如前所述，从BRM组织中获得肿瘤浸润免疫细胞。^{[ 24 ]}

TAM排序和RNA测序

TAM是从用载体或P5091@零售价‐流式细胞术检测R4F。将分选的TAM用PBS洗涤两次，在1000下离心10分钟克上清液被丢弃。细胞颗粒在−80°C下快速冷冻。然后，将TAM送往北京新基因科技有限公司进行RNA测序。

组织病理学和TUNEL分析

为了进行CNS组织病理学评估和肿瘤细胞凋亡检测，用PBS经心灌注小鼠，然后用4%多聚甲醛进行灌注。每个组织样本的一部分用乙醇和二甲苯处理，并进行石蜡包埋。用卢克索坚牢蓝（LFB）对厚度为5µm的切片进行染色。每个组织样本的另一部分用TUNEL探针染色。使用尼康Ni-E显微镜（日本东京尼康）采集图像。

流式细胞术

为了进行细胞表面分析，用抗鼠僵尸NIR Fixable Viability Kit（423106）对细胞进行染色，并用CD45（103114）、CD11b（101205）、F4/80（123121）、CDM3（100212）、CD4（100408）和CD8a（100752）的抗体在4°C的推荐浓度下孵育30分钟。对于T细胞内IFN‐γ（505808）细胞因子染色，细胞被固定并在用福尔波12-肉豆蔻酸酯13-醋酸盐（PMA）（ab120297，Abcam，100 ng mL）刺激后渗透⁻¹)，莫能新钠盐（ab120499，Abcam，1 ug mL⁻¹)和离子霉素钙盐（5608212，PeproTech，100 ng mL⁻¹)持续6小时。对于CD206（141706）染色，细胞也被固定并渗透。所有流式细胞仪抗体均购自Biolegend（美国加利福尼亚州圣地亚哥）。

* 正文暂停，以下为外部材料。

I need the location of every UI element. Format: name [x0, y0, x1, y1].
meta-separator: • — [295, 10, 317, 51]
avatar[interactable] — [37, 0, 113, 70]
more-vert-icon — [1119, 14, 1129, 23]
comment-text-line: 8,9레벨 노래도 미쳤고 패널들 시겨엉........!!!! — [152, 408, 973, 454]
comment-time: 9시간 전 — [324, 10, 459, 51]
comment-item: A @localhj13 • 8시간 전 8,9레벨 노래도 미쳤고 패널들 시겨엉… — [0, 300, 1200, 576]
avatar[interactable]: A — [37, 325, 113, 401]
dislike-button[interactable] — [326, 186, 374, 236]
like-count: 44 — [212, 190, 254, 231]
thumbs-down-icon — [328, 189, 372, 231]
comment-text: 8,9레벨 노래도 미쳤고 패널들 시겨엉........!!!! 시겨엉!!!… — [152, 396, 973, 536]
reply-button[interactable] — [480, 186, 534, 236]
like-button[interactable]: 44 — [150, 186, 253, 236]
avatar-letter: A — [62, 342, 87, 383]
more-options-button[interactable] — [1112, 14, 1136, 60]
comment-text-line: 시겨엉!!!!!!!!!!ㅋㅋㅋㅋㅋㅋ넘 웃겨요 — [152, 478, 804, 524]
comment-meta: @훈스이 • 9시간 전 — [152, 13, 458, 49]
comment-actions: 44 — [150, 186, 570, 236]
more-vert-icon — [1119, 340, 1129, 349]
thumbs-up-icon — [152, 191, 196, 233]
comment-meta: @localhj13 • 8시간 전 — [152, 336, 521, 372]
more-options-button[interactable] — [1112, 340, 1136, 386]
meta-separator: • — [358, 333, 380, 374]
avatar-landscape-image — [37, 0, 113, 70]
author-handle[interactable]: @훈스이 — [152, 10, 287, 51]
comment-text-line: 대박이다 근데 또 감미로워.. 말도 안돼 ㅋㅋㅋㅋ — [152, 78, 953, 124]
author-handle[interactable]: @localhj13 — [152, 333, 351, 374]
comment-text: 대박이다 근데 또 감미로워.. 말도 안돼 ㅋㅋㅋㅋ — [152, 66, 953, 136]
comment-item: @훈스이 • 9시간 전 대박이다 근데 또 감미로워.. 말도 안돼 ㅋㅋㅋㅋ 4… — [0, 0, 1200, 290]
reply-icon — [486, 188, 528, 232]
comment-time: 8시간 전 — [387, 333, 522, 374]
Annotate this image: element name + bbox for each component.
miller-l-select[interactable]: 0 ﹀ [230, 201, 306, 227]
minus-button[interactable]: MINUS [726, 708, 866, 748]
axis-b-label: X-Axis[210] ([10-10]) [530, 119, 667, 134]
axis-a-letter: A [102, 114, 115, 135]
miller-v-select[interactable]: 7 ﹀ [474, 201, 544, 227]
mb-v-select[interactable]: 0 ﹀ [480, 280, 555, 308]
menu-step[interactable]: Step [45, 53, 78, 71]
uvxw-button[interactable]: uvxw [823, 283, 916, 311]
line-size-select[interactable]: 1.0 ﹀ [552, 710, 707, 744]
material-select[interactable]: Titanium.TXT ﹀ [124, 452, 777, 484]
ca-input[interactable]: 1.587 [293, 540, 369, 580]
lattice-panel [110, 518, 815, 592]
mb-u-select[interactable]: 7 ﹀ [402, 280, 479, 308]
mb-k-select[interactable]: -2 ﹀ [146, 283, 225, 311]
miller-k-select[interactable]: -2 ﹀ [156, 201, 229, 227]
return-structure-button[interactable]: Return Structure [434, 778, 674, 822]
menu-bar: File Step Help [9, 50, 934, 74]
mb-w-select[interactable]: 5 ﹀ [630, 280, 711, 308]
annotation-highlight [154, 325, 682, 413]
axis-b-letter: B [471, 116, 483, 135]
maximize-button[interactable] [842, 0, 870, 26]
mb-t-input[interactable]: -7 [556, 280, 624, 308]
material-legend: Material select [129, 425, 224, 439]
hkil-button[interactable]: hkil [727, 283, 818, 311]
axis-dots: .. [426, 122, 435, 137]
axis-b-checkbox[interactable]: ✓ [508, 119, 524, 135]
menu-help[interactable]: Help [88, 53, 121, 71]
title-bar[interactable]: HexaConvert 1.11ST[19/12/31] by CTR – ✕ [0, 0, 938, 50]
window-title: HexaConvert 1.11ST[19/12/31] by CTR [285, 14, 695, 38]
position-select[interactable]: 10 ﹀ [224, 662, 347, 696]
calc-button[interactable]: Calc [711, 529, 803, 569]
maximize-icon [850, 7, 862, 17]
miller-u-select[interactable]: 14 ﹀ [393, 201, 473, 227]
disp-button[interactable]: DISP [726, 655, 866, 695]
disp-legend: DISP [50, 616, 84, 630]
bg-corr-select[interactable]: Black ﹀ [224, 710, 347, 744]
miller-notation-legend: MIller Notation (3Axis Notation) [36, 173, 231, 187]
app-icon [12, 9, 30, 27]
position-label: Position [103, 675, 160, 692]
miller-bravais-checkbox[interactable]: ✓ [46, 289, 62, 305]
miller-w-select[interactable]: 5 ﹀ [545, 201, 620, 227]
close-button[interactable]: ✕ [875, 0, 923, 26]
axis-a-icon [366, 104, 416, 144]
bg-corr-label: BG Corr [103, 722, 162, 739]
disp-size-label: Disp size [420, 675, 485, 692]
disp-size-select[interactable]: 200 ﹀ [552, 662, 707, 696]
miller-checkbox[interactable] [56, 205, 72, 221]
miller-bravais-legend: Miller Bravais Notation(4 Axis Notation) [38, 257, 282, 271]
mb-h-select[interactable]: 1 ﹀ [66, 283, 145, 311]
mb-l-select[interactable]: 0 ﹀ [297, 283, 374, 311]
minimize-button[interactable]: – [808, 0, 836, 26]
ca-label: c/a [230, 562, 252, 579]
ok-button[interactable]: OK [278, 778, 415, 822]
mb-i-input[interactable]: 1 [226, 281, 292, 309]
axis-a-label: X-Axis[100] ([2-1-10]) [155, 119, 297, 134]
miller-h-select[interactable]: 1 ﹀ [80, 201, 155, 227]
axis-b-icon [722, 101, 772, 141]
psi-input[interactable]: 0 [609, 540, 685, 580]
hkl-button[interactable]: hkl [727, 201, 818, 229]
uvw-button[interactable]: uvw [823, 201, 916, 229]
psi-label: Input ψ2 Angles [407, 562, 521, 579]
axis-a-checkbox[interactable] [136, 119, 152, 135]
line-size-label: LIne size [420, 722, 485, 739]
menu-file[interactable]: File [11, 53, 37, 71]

L.L.、H.Z.和J.Z.为这项工作做出了同样的贡献。作者感谢实验室所有成员的善意和帮助。本研究得到了国家自然科学基金（No.82102900，82022040，82272851）、湖北省技术创新专项基金（No.2020BHB021）、湖北洪山实验室和中国博士后基金（2021M691161）的资助。作者感谢WNLO‐HUST的光学生物成像核心设施在数据采集方面的支持。